DeSantis: make Florida “envy of the nation”

Florida Governor Ron DeSantis took a pause from his whirlwind tour of Iowa ahead of next week’s presidential caucuses Tuesday to return to his home state and deliver the annual State of the State Address.

The speech, delivered to a joint session of the Florida Senate and Legislature, marked as an unofficial starter’s pistol to the 60-day 2024 Legislative session.

In the 35-minute speech, DeSantis painted 2023 as a year of nonstop accomplishments, and said 2024 would be a great year.

“The state of the state is strong. Let’s stay the course and continue to make Florida the envy of the nation,” he proclaimed.

State Democrats, however, called that message is an “increasingly out of touch agenda.”

“It’s championed by a governor more pre-occupied with running for President than solving problems in our state,” said Senate Minority Leader Lauren Book. “The backbone of our economy is under constant attack, and families across the state are burdened by the cost of living.”

House Minority Leader Fentrice Driskell noted that, while “the absentee governor” was in Iowa, insurance and the cost of living for Floridians skyrockets.

But, as the person at the lectern, and without directly discussing his White House campaign, DeSantis made much of a Florida-versus-everyone-else message — their dysfunction and “ideology over sound policy” — up against Florida, which he called a “refuge of freedom and sanity … in this time for choosing, the state of Florida has chosen well, and our choices have produced results that are second to none.”

For example, he noted Florida added more jobs than New York, has more manufacturing jobs and a bigger budget per capita than the northern state.

Policy items familiar to Floridians in the know were the order of the speech, as he mentioned expanded spending on education, teacher pay and education choices, a parent’s bill of rights, the protection of fair competition in women’s sports, keeping state college tuition affordable and standing up to a “woke mob”.

He said that Florida will be “The state” for economic responsibility, delivering services with a smaller government, and he proposes a $114 billion budget that is $4 billion less than last fiscal year and puts billions in reserves and paying down millions in state debt.
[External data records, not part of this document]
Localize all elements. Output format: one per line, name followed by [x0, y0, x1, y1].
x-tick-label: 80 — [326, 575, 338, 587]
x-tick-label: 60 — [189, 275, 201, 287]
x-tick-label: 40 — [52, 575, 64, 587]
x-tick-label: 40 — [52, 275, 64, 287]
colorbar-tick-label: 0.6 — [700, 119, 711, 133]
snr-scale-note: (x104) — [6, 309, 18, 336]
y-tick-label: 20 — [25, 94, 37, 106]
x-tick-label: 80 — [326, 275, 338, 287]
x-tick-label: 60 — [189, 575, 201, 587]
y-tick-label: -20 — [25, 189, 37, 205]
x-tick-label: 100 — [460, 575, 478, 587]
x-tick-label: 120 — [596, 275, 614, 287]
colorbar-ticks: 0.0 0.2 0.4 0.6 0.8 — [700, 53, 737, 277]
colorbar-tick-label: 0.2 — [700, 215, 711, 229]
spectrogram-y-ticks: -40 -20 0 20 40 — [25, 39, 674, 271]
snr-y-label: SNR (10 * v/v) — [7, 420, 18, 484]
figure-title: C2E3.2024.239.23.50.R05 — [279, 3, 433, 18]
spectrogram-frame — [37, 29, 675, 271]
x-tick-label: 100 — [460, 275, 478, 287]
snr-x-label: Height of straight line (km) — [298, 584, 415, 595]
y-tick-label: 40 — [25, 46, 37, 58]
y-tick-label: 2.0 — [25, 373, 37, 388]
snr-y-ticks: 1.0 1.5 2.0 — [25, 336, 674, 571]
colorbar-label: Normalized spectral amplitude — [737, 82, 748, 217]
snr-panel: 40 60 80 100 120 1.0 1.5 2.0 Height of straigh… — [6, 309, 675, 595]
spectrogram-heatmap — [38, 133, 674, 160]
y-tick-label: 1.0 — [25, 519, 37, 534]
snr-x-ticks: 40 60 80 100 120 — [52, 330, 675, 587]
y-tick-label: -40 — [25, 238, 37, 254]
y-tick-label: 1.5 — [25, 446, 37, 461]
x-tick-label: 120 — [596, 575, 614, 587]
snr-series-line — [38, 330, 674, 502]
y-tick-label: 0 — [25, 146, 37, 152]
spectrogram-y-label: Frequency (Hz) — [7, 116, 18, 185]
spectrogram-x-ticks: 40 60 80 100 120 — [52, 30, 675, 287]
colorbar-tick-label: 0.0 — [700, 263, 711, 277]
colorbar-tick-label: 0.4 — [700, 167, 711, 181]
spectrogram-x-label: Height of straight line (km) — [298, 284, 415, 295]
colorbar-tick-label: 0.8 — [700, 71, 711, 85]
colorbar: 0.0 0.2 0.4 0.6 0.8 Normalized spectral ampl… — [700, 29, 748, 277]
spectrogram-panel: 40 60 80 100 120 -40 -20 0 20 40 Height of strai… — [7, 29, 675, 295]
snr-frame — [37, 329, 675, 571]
That is while working to continue a string of sales-tax holidays on back-to-school items and disaster preparation supplies, the Hometown Heroes mortgage assistance program and toll rebates, all that saved, he said, another $1 billion.

“Let’s see another state match that list of achievements,” DeSantis said, also choosing to quote a line from the Bible inscribed on the Liberty Bell: “Proclaim liberty throughout all the land, unto all the inhabitants thereof,” he said.

“A replica of that sits here in Tallahassee, a thousand miles away from Philadelphia, reminding us of our path to proclaim liberty. Here in the Sunshine State we deliver good government that protects liberty, a blueprint for America’s revival. Together, we will keep Florida free.”